What the client does is rather simple, and is mostly copied and pasted from multiple sources.

An obvious feature that is really annoying when it is missing: a local bind address. If I have multiple IP addresses available, I want to be able to tell a program "this is the IP address you should be sending from".

Likewise: IPv6 support. Rather than duplicating code for IPv4 and IPv6 I decided to convert IPv4 DNS responses to IPv4-mapped IPv6 addresses. There is also a toggle for ignoring A or AAAA DNS results so I can force the program to connect over either IPv4 or IPv6 only.

Rudimentary certificate validation checking is working (I don't think things like OCSP and CRL are validated).

Making it a Server

At the moment it just acts as if it were cat as it just reads a Web page and returns it on stdout.

In order to make it into a server I am going to want to keep the connection open (i.e. use HTTP/1.1). I will do that by sending the GET / HTTP/1.1 request on starting and send a keep-alive (likely through sending a HEAD request) every 30 seconds.

To somewhat replicate EPP, I am going to use chunked encoding. That means after the first \r\n\r\n there will be a line containing some hexadecimal text (as opposed to 32-bits of binary octal). This represents the number of bytes the following chunk will be. If the size is zero, all chunks have been received.

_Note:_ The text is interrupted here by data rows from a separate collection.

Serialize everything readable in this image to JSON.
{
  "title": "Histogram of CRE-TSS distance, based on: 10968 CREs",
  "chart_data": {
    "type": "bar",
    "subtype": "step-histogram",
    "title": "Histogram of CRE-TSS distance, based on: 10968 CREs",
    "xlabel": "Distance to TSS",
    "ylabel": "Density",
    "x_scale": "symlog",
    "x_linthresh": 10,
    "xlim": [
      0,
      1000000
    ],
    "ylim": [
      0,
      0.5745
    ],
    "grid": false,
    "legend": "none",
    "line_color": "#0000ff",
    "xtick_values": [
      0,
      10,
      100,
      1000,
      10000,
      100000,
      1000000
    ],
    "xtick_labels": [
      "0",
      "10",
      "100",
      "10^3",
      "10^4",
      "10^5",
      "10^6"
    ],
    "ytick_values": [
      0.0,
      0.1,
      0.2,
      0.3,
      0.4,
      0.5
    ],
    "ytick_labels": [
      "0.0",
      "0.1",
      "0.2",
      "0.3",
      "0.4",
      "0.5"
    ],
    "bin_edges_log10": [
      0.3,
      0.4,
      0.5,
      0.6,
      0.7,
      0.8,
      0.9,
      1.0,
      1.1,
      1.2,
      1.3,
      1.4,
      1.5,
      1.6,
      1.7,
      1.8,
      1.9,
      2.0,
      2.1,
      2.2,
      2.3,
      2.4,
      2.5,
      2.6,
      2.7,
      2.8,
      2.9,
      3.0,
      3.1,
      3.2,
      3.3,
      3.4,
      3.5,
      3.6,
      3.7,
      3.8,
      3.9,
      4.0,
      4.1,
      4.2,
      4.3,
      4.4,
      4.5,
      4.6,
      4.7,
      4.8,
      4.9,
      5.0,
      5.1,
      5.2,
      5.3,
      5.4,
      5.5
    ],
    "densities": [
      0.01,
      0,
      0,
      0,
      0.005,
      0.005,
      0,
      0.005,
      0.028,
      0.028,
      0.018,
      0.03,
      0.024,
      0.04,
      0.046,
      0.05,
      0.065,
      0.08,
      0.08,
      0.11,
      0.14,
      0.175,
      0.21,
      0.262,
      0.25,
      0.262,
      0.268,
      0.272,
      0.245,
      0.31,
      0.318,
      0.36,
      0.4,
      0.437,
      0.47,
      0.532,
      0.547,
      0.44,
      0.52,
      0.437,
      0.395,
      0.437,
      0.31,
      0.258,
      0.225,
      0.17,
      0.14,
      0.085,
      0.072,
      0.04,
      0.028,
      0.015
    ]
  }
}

What I'm thinking is the service will connect to the Web server, and then wait for a client to connect. The client sends a GET request to the service, the service makes the GET request through the open TLS connection, and then the service returns just the message body to the client.

Returning just the message body, and doing so in one chunk, will mean there has been some parsing of the server response.

The initial connection request when starting the service will contain a response in the same way an EPP server sends a greeting upon connection. This will need to be stored, as will the keep-alive responses and the connection close (for auditing/logging purposes).

Anyway, I'll continue learning about programming in C and I'm sure I'll end up with something workable, as long as I don't give up first.